坊やは、なりたい自分と現実の自分にギャップを感じてそれを受け入れることが出来なかったのかなぁと、くまのお母さんは思っています。
くまのお母さんだって、今の自分の姿を想像することが出来ませんでした。
でも、くまのお母さんはどんな大人になりたかったんだろう?
坊やはよく泣く赤ちゃんでした。
くまのお母さんはいつもいつも坊やをだっこしていました。
そうしていれば、きっといつか楽になるに違いないと信じていました。
坊やは3歳になったら、くまのお母さんにだっこされなくても手をつないで歩いてくれるようになりました。

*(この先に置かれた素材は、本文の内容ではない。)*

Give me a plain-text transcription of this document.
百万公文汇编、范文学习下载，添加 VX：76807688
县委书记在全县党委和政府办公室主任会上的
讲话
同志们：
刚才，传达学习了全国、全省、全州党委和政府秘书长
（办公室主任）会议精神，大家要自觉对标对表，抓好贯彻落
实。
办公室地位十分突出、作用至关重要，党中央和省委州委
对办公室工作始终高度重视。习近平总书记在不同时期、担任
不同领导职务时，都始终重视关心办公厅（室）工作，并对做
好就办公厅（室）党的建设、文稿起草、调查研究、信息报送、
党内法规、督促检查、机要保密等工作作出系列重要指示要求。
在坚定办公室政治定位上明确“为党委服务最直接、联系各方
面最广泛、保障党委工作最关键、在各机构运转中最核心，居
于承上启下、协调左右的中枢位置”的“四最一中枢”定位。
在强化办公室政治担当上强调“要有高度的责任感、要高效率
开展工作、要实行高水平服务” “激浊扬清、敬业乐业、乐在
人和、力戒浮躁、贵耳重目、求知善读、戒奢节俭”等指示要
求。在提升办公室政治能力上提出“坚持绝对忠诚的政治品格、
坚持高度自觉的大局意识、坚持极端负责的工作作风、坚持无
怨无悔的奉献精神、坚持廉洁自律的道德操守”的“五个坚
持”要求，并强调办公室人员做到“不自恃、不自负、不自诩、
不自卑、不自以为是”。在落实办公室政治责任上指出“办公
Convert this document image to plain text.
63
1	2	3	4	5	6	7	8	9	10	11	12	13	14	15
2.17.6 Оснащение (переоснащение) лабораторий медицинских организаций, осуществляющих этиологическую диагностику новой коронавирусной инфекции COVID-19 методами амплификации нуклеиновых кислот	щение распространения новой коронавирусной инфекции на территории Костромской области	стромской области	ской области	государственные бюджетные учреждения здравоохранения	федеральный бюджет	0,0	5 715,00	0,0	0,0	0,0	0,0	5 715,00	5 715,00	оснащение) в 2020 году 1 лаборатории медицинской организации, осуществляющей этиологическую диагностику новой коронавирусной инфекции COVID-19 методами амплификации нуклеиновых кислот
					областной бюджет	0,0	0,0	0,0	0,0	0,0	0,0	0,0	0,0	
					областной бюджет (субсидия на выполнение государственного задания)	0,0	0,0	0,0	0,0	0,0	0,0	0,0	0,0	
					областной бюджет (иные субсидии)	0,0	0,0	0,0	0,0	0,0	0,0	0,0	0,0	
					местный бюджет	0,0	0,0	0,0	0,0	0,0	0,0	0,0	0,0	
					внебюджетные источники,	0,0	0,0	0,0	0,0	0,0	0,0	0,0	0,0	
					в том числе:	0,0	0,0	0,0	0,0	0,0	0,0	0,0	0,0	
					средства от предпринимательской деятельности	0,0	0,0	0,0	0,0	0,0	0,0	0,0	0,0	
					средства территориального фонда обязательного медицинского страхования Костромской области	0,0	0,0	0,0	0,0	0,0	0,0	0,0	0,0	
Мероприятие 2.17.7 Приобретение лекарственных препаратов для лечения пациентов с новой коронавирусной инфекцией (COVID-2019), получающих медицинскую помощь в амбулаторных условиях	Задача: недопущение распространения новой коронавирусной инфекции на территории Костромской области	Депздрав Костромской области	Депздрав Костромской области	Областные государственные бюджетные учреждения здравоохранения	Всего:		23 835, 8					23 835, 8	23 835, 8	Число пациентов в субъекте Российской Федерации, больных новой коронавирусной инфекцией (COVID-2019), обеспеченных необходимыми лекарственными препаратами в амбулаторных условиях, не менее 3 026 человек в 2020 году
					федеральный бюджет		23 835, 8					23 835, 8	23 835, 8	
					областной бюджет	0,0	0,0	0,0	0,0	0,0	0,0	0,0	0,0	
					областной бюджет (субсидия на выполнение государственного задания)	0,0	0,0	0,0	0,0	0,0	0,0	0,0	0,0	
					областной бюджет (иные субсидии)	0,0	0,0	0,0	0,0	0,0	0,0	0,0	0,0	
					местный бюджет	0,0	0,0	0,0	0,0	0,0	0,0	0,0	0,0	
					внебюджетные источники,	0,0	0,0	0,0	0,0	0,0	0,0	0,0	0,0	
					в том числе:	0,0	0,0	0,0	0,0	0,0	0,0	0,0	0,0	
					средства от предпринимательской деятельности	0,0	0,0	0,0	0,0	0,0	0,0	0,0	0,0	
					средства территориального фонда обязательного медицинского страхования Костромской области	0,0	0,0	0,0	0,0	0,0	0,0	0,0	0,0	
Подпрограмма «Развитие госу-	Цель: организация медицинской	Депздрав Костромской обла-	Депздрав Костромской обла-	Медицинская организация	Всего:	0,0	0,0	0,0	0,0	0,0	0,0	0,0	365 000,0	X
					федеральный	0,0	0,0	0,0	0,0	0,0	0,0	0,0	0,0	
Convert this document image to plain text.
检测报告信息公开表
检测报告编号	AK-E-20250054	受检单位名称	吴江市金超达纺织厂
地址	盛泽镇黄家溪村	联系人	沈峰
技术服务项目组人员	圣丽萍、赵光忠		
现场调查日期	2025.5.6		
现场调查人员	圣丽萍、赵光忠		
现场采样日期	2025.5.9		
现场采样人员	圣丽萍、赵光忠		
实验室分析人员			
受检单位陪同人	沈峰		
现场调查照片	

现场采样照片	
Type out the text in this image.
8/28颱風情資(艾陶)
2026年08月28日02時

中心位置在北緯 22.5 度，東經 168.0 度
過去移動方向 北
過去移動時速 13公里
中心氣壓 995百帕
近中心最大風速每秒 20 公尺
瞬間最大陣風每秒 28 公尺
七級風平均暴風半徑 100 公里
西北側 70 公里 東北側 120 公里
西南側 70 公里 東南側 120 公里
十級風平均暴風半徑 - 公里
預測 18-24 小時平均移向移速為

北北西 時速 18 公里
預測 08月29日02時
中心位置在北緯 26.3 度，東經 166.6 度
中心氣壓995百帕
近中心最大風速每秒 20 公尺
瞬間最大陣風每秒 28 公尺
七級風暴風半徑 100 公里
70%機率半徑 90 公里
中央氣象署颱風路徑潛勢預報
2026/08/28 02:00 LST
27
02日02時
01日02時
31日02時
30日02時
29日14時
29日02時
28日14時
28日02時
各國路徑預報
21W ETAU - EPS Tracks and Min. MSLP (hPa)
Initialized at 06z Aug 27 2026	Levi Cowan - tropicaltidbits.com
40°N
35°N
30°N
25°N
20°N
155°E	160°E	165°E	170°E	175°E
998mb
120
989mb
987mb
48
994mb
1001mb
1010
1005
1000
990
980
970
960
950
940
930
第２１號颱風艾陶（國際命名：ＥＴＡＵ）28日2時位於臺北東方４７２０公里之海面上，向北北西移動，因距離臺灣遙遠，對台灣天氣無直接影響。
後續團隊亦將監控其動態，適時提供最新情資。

くまのお母さんはくまのお父さんにいじめられて暮らして来たのですが、坊やを連れて逃げたことは正解だったと思っています。
くまのお母さんも坊やもそれで救われたと思います。
それ以上のことはくまのお母さんのキャパシティではできなかったことです。
坊やもがんばって生きてきました。
くまのお母さんもがんばって生きてきました。
いじめないお父さんと自ら命を絶たない坊やと一緒に、少し先の未来を楽しみにしながら毎日の暮らしを重ねていきたかったのです。
そんなことは叶いませんでした。
“みんながなりたかった大人になれるわけじゃない”
是枝監督の言葉が心にしみます。
坊やに伝えたいです。
なりたかった大人になれなくても生きていけるよって。